Dios nos amó en antes de que fuéramos (cuando pergeñó la idea la Trinidad, y que tanto irritara a los ángeles rebeldes), en el momento de ser (en nuestra creación), cuando estamos siendo (pese a todas nuestras infidelidades) y cuando seamos con Él eternamente. De modo que estamos en marcha alegre y difícil al mismo tiempo hacia la amistad con mayúsculas de la Trinidad.
Dios emite esa efusión de amor que lo sostiene todo, todo cuanto existe.
Creer es la cosa más apropiada y lógica. Pues se apoya en la concepción de una creación -a nuestra- que ha sido originaria en lo más hermoso y bueno que hubiera podido ser motivado o causal: El amor de un Dios que es amor. Dios movido por esa su esencia movido decidió crear a un nuevo ser, el humano, para que viniera a existir, a ser, según un parentesco al suyo -hecho a imagen y semejanza de Dios-, y participara de su felicidad, felicidad eterna.

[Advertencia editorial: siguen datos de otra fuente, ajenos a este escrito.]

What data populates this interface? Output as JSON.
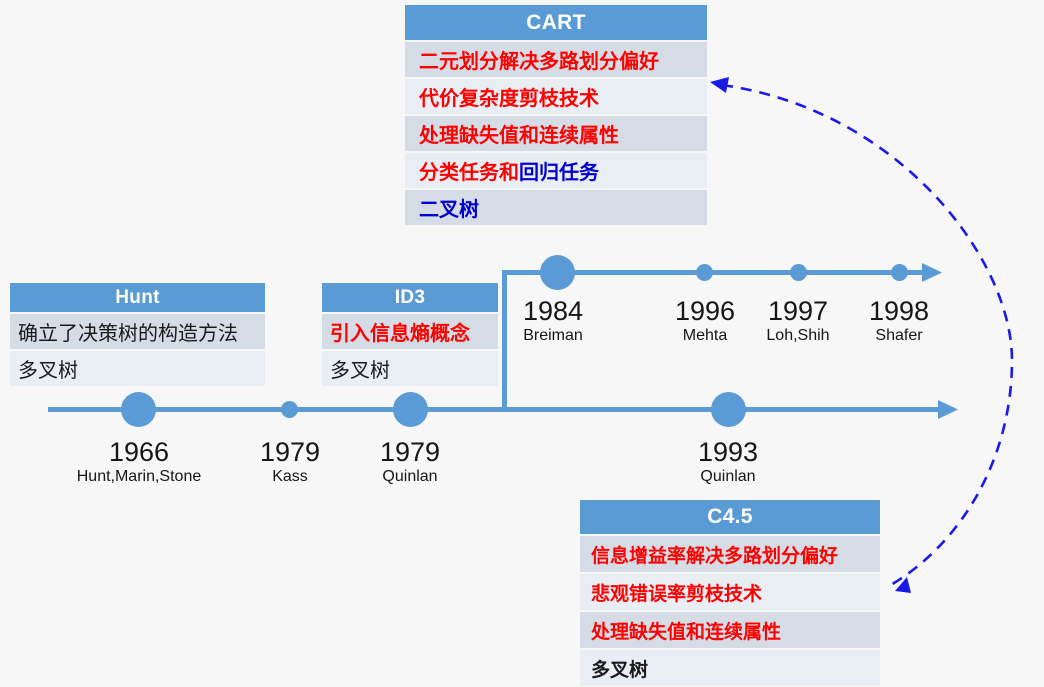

Esa basa amorosa que nos fundamenta y constituye la verdad de nuestro ser, define nuestra naturaleza. De modo que el amor supone ser el oxígeno de nuestra existencia verdadera, la de nuestro ser espiritual indestructible, eterno. El amor nos es tan fundamental que su falta acarrea graves consecuencias en nuestro desarrollo más humano. Esto se ve claramente en la necesidad del crecimiento del niño, para que madure confiadamente; si no ha experimentado el sentirse arropado por el amor de otro ser humano, surge en él la agresividad y el comportamiento antisocial.